* Eduardo Wolf é professor e tradutor. Escreve mensalmente.
1. No Reino Unido, a direita política está organizada em um partido que não deixa dúvidas quanto a sua posição ideológica - o Partido Conservador (ou Tory) traz no nome uma história e um programa. Enquanto em tantas outras partes do mundo o termo funciona como uma condenação, no Reino Unido os tories assumem sua posição no espectro político e obtêm boas vitórias eleitorais por isso mesmo. Foi assim com Tatcher desde 1979, e se não foi assim com a primeira vitória de David Cameron, em 2010, é possível dizer que foi, sim, com a vitória do último dia 7 de maio. Calhou de minha temporada veneziana levar-me novamente à Inglaterra precisamente no período eleitoral, de onde acompanhei a vitória de David Cameron.

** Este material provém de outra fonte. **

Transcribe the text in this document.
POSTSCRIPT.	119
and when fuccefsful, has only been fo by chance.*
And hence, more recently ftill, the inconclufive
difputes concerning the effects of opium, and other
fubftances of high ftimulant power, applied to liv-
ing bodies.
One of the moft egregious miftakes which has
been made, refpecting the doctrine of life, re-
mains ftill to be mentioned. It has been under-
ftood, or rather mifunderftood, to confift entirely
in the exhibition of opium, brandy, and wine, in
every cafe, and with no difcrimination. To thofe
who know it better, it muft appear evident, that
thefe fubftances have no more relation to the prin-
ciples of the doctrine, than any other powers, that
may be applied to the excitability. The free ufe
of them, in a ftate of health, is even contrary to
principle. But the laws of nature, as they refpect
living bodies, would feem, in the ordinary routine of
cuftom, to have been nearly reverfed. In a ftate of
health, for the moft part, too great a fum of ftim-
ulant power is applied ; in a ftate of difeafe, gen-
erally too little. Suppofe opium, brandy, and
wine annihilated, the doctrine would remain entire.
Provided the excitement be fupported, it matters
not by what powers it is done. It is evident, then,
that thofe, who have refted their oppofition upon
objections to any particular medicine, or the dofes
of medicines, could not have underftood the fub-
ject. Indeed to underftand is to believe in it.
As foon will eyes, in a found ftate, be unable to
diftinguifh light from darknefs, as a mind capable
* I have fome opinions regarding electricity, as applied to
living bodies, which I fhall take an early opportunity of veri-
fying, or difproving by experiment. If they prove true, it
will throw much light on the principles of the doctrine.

Cameron criou, em seu primeiro mandato, algo como 2 milhões de novos empregos, manteve a inflação perto de zero, bateu-se pelo ajuste fiscal (que ficou pela metade, registre-se) e aprovou uma legislação extremamente avançada, legalizando o casamento gay (contrariando setores retrógrados de seu partido); mesmo tendo cortado centenas de milhares de cargos públicos, pesquisas de avaliação indicaram mais, e não menos satisfação da população com os serviços prestados, assim como foi positiva a avaliação das novas escolas criadas por Michael Gove, livres da burocracia doutrinária e estúpida dos sindicatos. Por que, então, a vitória de Cameron foi vista com alguma surpresa?
Uma hipótese mais cultural que política: a extraordinária capacidade de embuste típica de intelectuais, acadêmicos e jornalistas progressistas. Lendo o que vinha sendo publicado na dita imprensa da esquerda britânica, ficamos com a impressão de que a população queria ardentemente um programa econômico comandado por Guido Mantega e uma vida sociocultural dirigida por Marilena Chauí. Não queriam: queriam exatamente o que o conservadorismo lhes oferecia - menos ideologia, menos Estado, mais trabalho e mais autonomia. O candidato trabalhista, Ed Miliband, ao dar uma guinada estatista e sindicalista na política do Partido Trabalhista, quis enterrar o legado de Tony Blair, que modernizara o partido nos anos 90. Talvez tenha enterrado o partido.
2. Já em Veneza tem sido possível não se interessar pela política governamental ou partidária, o que fica mais fácil quando a cidade inteira parece estar em uma dimensão em que o tempo e a realidade não mais a alcançam. Lamentavelmente, a "princesa do Adriático" precisou ceder alguns de seus melhores espaços para o proselitismo vulgar, desinformado e mal realizado dos artistas da 56ª Bienal de Veneza (há exceções, como de praxe), que escreve mais um triste capítulo da subordinação da arte e da vida aos interesses doutrinários de uma classe razoavelmente abastada e descolada da realidade e dos sentimentos humanos, a classe dos "artistas contemporâneos engajados". Além dos discursos infindáveis sobre a perversão da sociedade europeia, sobre a maldade intrínseca do capitalismo anglo-americano, e já global, sobre a crise apocalíptica que se avizinha e que nos aniquilará a todos - com citações de Walter Benjamin aqui, Slavoj Zizek ali -, o que mais a Bienale pode nos oferecer? A exibição do curador, Okwui Enwezor, diretor da Bienale, All the World's Future, resume bem o "estado da arte": uma leitura de O Capital, de Marx, é parte da "obra". Falta de imaginação, inabilidade criativa e muita, muita pretensão política para "falar pelos desfavorecidos e oprimidos". O resultado é o esperado: menos que nada.
3. O que a vulgaridade e o proselitismo da Bienale tiraram-me em matéria de paciência, Youth, novo filme de Paolo Sorrentino que acaba de estrear na Itália, devolveu-me em beleza, verdade e emoção. Depois do premiado A Grande Beleza, Sorrentino investiu em uma produção internacional, com Michael Caine no papel de Fred Barlinger, um compositor e maestro inglês aposentado em férias nos alpes suíços. Com trilha do compositor americano David Lang, Youth me dá a impressão de que Sorrentino busca cada vez mais uma arte total: a música, a literatura e a pintura são constitutivos de seu cinema. Os corpos, velhos e novos, nos são apresentados com a força de uma tela de Lucien Freud, e a música de Lang comanda, sem prejuízo para a autonomia da trama e da atuação, muito de nossas reações e emoções. E, como diz um personagem à certa altura, "as emoções são tudo o que temos".